El hecho de poder estar de forma autónoma bajo el agua te produce una sensación tan placentera que durante esos instantes vuelas lejos del tiempo, alcanzando momentos místicos, de clímax vital. En ese arrecife estuve planeando entre los peces, con total libertad de movimientos, como uno de ellos.
Con cada golpe de riñón bajaba entre cinco y ocho metros aproximadamente, economizando mis movimientos y avanzando gracias a una patada de delfín efectiva.
En apnea todos los movimientos deben ser muy lentos, deslizándote por el agua creando apenas resistencia. Cada desplazamiento debe estar coordinado con el resto del cuerpo y con la mente, que debe mantenerse relajada.
En ese instante todo se ralentiza, y es curioso cómo el cuerpo en vez de demandar oxígeno y querer salir rápidamente a la superficie se siente a gusto.
Vuelves a tus orígenes fisiológicos y el reflejo mamífero comienza a adaptar el organismo a esas condiciones. Tu pulso se reduce (bradicardia) para consumir menos oxígeno, disminuye el riego periférico y la sangre se empieza a concentrar alrededor de los pulmones y el corazón. Este proceso se llama “Bloodshift”: a medida que desciendes tus pulmones se comprimen y el espacio que queda libre lo rellenan la sangre y las arterias que también engrosan para proteger los órganos vitales. Esto te provoca calor en el pecho y que las extremidades empiecen a dormirse.

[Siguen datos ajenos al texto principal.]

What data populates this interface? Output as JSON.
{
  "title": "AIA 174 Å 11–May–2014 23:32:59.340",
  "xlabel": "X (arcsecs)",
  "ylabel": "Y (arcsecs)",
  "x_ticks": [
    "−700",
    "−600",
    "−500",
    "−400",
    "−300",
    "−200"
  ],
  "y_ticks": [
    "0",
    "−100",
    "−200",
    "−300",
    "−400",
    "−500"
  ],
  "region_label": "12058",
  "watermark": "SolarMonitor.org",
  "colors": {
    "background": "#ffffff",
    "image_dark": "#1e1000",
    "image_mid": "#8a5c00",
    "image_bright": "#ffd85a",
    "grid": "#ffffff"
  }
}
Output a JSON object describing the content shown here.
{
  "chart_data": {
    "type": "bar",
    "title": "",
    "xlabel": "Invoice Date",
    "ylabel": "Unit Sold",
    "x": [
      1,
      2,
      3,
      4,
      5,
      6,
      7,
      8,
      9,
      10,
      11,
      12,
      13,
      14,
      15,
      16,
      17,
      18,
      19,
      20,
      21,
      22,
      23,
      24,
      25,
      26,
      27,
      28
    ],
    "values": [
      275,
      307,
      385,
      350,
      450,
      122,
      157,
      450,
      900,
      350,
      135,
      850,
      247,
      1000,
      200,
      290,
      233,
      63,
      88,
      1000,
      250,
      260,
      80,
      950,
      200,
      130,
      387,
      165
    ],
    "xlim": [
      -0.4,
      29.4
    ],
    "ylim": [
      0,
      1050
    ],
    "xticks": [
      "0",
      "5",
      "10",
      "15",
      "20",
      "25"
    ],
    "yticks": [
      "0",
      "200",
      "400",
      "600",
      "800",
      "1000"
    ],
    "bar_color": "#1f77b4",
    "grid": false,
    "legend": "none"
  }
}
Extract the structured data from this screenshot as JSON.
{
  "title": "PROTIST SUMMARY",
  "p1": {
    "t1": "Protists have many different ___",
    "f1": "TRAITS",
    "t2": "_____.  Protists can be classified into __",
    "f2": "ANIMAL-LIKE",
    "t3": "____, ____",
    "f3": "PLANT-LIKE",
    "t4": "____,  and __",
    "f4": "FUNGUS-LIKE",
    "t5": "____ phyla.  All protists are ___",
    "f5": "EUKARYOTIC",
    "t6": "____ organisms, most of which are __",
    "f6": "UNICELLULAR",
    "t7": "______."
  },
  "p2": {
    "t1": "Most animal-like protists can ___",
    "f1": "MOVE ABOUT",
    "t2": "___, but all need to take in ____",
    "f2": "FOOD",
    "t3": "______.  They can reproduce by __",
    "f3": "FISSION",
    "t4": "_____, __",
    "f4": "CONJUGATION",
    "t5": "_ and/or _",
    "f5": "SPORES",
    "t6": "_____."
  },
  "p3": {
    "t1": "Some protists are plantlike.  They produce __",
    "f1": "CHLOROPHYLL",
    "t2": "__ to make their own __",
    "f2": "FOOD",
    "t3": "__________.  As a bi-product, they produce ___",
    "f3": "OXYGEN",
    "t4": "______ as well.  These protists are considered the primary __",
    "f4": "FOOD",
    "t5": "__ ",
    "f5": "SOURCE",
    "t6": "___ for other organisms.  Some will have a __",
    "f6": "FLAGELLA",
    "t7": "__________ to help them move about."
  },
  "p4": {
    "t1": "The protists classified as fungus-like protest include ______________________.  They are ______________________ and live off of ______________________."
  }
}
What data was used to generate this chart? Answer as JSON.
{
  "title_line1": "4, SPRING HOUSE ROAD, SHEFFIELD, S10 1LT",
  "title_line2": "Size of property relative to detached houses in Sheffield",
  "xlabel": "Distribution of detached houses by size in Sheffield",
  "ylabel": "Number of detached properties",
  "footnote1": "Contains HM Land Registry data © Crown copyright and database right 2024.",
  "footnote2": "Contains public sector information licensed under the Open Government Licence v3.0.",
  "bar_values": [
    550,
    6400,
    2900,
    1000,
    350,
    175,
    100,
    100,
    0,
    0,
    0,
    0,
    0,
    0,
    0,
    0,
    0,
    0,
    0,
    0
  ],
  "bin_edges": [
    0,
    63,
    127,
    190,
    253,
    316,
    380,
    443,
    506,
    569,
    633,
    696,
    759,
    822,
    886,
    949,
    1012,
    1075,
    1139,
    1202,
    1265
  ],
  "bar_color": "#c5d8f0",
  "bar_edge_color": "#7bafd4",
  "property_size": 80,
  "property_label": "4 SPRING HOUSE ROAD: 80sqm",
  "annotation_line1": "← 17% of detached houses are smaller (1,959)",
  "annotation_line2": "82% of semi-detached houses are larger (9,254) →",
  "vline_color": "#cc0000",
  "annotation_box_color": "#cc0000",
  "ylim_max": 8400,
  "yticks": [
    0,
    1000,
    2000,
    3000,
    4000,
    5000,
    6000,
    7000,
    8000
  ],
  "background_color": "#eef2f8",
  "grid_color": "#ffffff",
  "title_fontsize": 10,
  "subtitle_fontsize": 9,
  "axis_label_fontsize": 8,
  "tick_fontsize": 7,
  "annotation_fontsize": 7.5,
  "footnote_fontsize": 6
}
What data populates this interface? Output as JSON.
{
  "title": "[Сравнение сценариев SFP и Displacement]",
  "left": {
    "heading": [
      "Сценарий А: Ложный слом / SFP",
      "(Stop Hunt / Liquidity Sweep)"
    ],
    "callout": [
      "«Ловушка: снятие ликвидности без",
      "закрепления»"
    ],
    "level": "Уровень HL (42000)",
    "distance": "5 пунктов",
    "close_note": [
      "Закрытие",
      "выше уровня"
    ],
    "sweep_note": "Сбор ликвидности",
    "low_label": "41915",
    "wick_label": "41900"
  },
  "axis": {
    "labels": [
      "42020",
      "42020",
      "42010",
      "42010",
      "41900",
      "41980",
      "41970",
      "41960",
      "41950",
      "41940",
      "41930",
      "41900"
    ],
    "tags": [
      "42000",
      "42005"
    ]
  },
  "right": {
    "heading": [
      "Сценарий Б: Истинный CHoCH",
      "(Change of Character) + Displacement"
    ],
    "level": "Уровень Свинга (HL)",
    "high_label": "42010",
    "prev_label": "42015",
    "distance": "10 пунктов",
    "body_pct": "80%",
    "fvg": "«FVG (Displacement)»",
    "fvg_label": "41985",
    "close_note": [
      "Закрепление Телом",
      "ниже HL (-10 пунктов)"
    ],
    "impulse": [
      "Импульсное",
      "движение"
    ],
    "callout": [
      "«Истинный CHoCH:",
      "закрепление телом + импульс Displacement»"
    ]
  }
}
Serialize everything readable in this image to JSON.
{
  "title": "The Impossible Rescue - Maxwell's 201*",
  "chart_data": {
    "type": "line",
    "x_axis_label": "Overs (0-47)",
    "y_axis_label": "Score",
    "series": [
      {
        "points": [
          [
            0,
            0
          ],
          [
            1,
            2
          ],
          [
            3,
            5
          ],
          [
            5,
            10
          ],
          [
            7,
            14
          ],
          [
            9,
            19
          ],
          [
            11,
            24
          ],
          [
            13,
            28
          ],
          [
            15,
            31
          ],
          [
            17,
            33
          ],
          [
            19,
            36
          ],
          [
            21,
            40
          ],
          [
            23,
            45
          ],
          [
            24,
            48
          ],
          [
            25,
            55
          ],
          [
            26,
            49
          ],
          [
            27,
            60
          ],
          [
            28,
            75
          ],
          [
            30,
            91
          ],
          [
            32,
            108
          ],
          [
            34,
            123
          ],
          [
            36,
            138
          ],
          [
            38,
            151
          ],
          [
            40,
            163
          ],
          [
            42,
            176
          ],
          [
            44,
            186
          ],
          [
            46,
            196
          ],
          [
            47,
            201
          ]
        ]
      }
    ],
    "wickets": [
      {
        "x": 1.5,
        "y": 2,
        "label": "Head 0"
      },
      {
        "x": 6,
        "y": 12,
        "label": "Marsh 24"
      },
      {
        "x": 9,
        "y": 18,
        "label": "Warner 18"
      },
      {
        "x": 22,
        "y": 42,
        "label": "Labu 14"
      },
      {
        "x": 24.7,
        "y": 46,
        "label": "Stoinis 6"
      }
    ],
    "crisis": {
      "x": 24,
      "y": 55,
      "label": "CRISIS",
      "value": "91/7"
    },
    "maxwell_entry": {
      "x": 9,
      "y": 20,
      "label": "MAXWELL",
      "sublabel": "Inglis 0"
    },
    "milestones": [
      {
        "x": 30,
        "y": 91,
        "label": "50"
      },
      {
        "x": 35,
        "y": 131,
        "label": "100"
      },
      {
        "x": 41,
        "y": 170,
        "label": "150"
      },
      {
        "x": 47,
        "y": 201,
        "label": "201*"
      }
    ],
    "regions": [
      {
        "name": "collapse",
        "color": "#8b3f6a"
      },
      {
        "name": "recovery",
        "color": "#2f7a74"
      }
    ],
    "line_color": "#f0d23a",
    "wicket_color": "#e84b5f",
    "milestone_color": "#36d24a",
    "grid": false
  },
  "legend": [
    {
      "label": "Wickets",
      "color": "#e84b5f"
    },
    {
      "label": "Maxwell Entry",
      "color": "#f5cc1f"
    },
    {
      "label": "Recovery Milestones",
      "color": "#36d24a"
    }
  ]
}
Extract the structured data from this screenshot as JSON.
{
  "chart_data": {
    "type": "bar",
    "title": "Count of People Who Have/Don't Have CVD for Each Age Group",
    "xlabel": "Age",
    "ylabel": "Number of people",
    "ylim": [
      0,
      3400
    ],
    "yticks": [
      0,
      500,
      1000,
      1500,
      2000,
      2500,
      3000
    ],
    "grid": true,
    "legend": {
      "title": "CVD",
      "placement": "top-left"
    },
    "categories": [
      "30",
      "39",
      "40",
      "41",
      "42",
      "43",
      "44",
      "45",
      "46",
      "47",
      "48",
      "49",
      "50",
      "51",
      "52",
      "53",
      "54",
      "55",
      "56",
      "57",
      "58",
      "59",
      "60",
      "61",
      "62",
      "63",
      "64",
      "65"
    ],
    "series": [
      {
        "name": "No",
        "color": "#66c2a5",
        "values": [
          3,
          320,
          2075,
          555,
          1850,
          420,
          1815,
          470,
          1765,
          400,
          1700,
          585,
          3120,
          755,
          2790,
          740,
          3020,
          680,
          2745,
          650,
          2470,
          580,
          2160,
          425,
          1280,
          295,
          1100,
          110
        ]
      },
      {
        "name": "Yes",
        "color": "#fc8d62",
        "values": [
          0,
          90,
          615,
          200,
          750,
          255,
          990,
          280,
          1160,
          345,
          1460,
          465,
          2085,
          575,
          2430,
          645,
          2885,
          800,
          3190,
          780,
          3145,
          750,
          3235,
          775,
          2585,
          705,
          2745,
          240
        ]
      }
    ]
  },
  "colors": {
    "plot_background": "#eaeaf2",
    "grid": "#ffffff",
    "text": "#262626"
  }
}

La realidad desaparece y te invade una sensación de bienestar. No sientes necesidad de respirar: este curioso fenómeno ocurre porque bajo esa presión ambiental el paso de O2 a la sangre es mayor que en superficie. Por ello también, las apneas pueden llegar a ser más prolongadas bajo el agua.
El encargado de avisarte de que la inmersión está terminando es el diafragma. Sientes cómo comienza a contraerse y en ese momento debes comenzar a ascender, también de forma lenta y sosegada.
Cada verano me doy cuenta de cómo aumenta mi resistencia, las sensaciones en el mar mejoran y los tiempos bajo el agua se incrementan. La práctica regular de la apnea es muy beneficiosa para el rendimiento físico de un deportista: desarrolla la capacidad pulmonar, estimula el retorno venoso, activa las rutas metabólicas anaerobias, potencia los mecanismos de transporte de oxígeno y su aprovechamiento celular.
En próximos posts os contaré con más detalle las técnicas, riesgos y consejos para practicar este deporte único.